It’s just ‘a matter of time’ before coronavirus makes its way to the Orlando area, officials say

Mayor says preparations are underway to prevent spread of illness

ORANGE COUNTY, Fla. – So far, the Orlando area has managed to avoid the coronavirus outbreak but as the illness continues to spread, officials believe the virus will more than likely emerge in Orange County.

Orange County Mayor Jerry Demings, Orlando Mayor Buddy Dyer, Dr. Raul Pino from the Florida Department of Health, Orange County public safety director Danny Banks and other local leaders held a news conference Monday afternoon to let residents know that preparations are underway and there’s no need to panic.

[RELATED: After first cases of coronavirus, this is what Florida health officials want you to know | Florida can now test for coronavirus at state health labs]

“With two cases in Florida but well outside of Orange County, we believe it is a matter of time before we have a case right here in our backyard,” Demings said. “We want to emphasize that while the coronavirus moves at a fast pace, we are remaining calm and we’re working behind the scenes with our partners at the Florida Department of Health.”

There are protocols in place that will be activated if and when someone in Orange County tests positive for the illness.

Pino said thus far, health officials have tested less than 10 people for coronavirus and those tests turned up negative. He also said less than 30 people are being monitored for 14 days because they’ve traveled to countries where the virus is prevalent, but those people are being considered low risk.

If needed, he said staff are able to quickly mobilize and respond to prevent the virus from spreading.

“There’s no reason to panic,” Pino said. “We are ready to take on this if it comes to our county and it may be a matter of time, but we are ready to isolate, contain and protect individuals.”

[READ MORE: Interactive map from Johns Hopkins shows Coronavirus spread in real-time | Central Florida schools prepare for coronavirus threat]

Banks said the county is currently in a preparation mode but if needed, it will switch to response mode. He said there’s a major focus on quick diagnosis, decontamination and the healthy transport of patients.

Currently, health officials are encouraging everyone to wash their hands, practice good hygiene, stay home when they’re sick and avoid contact with people who are sick.

Tourism officials said so far, there have been no major cancellations in connection with the coronavirus, which they see as a promising sign.

“We have seen no impact to leisure visitation, nor have we had any conventions at the convention center cancel plans. Regarding potential impact of global travel advisories, our visitation is largely domestic. International visitors account for less than 9% of our total visitation, and China is a very small share of that as our region has no direct air service to the country. China does not rank in our top 10 countries for visitation,” a Visit Orlando spokesperson said.

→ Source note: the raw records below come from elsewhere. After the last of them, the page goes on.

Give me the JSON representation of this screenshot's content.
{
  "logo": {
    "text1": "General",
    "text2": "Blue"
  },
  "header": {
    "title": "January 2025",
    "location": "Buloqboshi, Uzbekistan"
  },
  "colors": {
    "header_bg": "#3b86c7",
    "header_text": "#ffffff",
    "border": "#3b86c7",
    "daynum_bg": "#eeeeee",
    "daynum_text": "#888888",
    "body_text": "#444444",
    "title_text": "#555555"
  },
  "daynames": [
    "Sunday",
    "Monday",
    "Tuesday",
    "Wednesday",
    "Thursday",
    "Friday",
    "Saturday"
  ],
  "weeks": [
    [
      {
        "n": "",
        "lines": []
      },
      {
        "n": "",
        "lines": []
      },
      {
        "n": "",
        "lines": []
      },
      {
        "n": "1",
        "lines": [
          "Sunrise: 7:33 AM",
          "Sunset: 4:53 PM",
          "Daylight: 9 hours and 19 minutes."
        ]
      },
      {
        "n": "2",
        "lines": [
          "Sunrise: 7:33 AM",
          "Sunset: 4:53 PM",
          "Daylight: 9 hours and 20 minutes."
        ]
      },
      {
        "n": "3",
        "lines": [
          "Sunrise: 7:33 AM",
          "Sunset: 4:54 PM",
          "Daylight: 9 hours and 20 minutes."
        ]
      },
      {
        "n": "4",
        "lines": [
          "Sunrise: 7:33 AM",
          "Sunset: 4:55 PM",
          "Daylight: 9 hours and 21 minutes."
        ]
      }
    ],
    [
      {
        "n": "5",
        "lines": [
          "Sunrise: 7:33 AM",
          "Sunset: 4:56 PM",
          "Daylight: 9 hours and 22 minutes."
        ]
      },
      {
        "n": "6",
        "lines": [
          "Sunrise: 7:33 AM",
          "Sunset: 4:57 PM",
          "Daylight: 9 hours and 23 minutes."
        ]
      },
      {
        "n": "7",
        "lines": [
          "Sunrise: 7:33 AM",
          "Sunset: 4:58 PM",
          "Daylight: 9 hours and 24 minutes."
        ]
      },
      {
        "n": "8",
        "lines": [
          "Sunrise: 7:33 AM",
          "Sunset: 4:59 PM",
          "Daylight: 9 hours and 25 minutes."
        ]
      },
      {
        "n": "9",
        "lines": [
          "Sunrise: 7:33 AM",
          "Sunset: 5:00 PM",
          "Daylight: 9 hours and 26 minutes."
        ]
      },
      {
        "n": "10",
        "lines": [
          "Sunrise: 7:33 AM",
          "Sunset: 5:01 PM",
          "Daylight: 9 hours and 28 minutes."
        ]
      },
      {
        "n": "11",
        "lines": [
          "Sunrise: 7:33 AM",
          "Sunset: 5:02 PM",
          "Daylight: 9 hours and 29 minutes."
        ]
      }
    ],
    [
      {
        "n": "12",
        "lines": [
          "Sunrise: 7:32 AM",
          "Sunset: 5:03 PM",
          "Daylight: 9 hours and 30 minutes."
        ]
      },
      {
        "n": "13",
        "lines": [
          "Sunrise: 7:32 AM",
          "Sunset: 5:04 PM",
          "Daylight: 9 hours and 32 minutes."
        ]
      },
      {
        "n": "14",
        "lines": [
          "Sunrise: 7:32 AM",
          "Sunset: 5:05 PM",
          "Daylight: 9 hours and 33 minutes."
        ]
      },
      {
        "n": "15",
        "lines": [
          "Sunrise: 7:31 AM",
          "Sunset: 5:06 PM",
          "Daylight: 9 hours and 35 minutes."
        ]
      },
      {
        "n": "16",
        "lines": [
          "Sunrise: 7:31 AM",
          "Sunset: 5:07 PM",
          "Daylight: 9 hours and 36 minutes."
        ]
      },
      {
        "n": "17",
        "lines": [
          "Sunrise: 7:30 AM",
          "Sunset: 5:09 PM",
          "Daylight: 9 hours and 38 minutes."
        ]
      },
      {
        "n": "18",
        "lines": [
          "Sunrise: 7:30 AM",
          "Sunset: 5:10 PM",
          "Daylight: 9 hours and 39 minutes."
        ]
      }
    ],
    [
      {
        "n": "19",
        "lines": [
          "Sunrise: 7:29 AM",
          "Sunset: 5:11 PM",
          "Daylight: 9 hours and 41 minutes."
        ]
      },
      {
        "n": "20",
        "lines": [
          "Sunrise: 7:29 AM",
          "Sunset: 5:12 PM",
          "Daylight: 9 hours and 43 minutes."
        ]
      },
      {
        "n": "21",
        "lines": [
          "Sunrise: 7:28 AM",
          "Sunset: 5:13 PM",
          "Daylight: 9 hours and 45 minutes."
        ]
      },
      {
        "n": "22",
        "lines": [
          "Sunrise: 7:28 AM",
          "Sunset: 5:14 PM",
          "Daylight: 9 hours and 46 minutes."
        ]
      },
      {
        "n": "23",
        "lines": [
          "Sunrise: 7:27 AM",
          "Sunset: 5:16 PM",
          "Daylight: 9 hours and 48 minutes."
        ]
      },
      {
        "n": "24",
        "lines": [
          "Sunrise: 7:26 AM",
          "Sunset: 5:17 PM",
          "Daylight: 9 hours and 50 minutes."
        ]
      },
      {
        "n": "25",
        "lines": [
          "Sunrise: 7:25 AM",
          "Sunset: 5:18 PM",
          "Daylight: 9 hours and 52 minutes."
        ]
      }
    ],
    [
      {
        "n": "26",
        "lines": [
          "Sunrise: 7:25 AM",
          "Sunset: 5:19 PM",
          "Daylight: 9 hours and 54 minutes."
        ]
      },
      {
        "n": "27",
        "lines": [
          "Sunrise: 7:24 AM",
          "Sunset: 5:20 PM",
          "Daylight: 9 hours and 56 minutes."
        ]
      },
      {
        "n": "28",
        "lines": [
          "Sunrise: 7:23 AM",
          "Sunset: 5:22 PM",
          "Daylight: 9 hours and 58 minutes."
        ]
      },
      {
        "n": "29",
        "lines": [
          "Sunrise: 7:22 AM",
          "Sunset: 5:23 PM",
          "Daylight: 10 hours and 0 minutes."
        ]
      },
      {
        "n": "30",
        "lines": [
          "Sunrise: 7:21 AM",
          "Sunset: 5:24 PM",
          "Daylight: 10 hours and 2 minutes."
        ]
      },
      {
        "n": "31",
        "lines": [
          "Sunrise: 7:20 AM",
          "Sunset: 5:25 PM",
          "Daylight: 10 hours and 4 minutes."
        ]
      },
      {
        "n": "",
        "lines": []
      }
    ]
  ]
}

[RELATED: How to prevent spreading, contracting Coronavirus COVID-19 | Trump urges calm even as US reports worrisome new virus case]

Pino said it’d be extreme to start shutting down highly used public places and he hopes it doesn’t come to that.

“The public should be reassured that I don’t think an outbreak is likely in our county at this point today," Pino said. "It might look different a week from now, the situation is very fluid, and as we’ve seen in other countries where the epidemic has taken place it really grows exponentially very quick ...”

Come Tuesday, the Florida Department of Health will launch a call center that residents can call 24/7 to answer questions about the coronavirus, their symptoms and whether they should be tested for the respiratory illness.

Officials said there’s still a lot of unknown elements about the coronavirus -- including whether it’s seasonal or if people who are asymptomatic can transfer the disease -- so right now the emphasis is on preparedness and prevention.

“I will say to all of you that we remain cautiously optimistic that if we are impacted directly by this virus that we will be able to respond adequately to it to reduce the spread of the virus in this particular community,” Demings said.